Bobrow proposed a general technique, in which a cyclic structure is reference counted as a whole (instead of reference counting their individual cells) but I find this impractical for D too, because it needs programmer intervention (marking "group" of cells).

ZCT and cycles

by Leandro Lucarella on 2008- 08- 30 13:08 (updated on 2008- 08- 30 13:08)
tagged bobrow, cycles, d, deferred, deutsch, dgc, en, rc, zct - with 0 comment(s)

There's not much to think about it (I think ;).

ZCT doesn't help in cycles reclaiming, because ZCT tracks cells with zero count, and cycles can't possibly have a zero count (even using deferred reference counting), because they are, by definition, inter-heap pointers.

Let's see a simple example:

Memory layout before a cycle is lost

First, we have 3 heap cells, A pointed only by the (thus with rc 0 and added to the ZCT) and B pointed by A and in a cycle with C.
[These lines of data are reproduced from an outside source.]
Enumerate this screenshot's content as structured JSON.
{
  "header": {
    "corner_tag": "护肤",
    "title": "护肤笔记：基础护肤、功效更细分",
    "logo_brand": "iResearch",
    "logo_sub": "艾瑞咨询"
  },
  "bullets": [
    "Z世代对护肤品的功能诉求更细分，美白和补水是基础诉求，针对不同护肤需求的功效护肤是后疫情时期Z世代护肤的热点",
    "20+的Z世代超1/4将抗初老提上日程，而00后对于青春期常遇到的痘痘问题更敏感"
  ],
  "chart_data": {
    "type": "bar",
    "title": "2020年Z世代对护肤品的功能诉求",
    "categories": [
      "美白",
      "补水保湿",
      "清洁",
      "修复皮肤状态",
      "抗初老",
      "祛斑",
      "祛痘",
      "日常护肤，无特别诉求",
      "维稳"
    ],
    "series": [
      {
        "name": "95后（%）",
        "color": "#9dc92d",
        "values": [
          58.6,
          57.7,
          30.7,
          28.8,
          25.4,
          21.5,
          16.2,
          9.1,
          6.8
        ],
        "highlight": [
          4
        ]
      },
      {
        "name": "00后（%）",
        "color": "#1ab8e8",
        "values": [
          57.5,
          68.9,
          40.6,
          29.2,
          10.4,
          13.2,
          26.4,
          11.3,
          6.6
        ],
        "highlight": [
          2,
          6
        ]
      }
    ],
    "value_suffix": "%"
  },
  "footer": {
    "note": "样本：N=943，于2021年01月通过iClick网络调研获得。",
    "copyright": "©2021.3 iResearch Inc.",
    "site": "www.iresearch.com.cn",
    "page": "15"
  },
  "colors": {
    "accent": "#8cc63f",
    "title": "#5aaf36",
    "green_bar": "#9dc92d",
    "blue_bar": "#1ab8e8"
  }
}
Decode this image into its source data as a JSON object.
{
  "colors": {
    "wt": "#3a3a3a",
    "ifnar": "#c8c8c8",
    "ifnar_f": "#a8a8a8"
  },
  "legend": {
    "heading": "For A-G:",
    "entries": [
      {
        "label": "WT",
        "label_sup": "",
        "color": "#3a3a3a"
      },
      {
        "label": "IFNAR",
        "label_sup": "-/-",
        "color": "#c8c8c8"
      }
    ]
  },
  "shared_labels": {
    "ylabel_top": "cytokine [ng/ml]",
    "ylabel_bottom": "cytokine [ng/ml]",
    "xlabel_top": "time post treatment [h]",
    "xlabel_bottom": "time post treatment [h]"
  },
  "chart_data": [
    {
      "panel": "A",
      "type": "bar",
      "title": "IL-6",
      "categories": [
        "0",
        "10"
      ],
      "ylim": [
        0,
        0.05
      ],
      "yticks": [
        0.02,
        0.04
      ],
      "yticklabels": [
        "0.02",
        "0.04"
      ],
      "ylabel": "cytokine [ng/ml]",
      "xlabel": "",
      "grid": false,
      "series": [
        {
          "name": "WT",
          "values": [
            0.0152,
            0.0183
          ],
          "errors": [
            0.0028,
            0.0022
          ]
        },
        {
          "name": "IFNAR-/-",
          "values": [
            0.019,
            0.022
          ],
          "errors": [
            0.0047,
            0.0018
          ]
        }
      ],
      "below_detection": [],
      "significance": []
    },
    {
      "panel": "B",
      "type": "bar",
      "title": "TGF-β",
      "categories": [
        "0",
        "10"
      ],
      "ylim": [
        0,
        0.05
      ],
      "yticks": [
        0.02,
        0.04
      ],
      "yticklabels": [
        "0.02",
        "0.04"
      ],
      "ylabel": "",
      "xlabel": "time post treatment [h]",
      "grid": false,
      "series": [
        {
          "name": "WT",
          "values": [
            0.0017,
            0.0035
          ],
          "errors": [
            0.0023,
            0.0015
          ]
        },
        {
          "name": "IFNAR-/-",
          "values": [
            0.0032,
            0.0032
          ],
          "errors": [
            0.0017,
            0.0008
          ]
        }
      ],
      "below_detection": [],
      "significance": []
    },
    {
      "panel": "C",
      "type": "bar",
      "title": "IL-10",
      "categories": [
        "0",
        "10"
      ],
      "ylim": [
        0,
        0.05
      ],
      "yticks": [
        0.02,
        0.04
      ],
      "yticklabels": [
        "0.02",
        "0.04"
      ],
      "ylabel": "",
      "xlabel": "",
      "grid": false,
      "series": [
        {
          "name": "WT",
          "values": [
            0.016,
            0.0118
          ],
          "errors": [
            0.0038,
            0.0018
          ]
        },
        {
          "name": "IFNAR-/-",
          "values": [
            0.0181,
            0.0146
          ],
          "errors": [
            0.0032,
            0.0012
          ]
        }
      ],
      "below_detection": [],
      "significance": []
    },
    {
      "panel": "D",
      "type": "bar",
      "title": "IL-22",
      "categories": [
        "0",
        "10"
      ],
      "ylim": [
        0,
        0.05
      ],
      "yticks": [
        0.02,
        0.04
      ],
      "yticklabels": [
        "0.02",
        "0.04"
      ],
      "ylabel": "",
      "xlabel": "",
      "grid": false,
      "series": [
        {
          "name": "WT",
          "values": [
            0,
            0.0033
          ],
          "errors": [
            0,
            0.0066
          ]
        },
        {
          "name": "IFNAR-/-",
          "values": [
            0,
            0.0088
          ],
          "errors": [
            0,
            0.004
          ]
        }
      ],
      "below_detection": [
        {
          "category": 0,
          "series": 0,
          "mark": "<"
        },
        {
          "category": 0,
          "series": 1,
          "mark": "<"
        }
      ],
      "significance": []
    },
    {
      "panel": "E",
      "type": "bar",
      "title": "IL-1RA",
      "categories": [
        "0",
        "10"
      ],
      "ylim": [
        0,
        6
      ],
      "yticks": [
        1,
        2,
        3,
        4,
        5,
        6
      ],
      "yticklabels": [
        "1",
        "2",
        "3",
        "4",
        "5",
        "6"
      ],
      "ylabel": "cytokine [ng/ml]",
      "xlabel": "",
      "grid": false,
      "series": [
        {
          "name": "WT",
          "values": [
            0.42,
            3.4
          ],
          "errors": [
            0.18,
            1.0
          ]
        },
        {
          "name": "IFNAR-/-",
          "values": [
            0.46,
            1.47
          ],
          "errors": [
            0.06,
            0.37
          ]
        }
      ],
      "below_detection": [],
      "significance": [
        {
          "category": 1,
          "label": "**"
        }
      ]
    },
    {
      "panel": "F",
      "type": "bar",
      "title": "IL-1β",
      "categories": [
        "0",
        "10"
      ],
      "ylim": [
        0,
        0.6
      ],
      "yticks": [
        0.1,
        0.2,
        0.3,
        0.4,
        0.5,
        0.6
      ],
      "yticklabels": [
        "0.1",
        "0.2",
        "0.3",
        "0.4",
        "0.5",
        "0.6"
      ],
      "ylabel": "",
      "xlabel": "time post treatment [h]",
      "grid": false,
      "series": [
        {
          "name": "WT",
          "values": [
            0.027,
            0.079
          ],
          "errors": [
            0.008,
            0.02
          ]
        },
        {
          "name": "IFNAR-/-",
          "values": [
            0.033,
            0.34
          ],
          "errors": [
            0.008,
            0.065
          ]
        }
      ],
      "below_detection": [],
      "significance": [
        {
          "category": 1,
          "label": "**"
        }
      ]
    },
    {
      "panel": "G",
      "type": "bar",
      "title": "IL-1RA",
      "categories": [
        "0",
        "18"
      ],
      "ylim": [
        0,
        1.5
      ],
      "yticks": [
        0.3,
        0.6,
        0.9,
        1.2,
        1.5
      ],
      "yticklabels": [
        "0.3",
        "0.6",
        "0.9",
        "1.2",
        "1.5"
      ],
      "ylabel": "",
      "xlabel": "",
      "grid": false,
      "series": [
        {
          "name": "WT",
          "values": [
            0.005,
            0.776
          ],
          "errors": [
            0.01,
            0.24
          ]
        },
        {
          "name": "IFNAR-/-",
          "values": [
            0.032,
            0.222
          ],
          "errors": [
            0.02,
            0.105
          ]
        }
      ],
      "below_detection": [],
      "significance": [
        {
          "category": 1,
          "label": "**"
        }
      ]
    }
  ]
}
If sometime later, A stop pointing to B, the cycle B-C is not pointed by anything (the ZCT can't do anything about it either), so we lost track of the cycle.

Memory layout after a cycle is lost

Does this mean that deferred reference counting is useless? I think not. It could still be useful to do some kind of incremental garbage collection, minimizing pauses for a lot of cases. As long as the ZCT reconciliation can find free cells, the pauses of GC would be as short as tracing only the stack, which I think it would be pretty short.

Mental note

See how often cycles are found in tipical D programs.

If the ZCT reconciliation can't find free cells, a full collection should be triggered, using a tracing collector to inspect both the stack and the heap. Alternatively, one can a potential cycle table to store cells which rc has been decremented to a value higher than zero, and then just trace those cells to look for cycles, but we will see this algorithm in more detail in the future.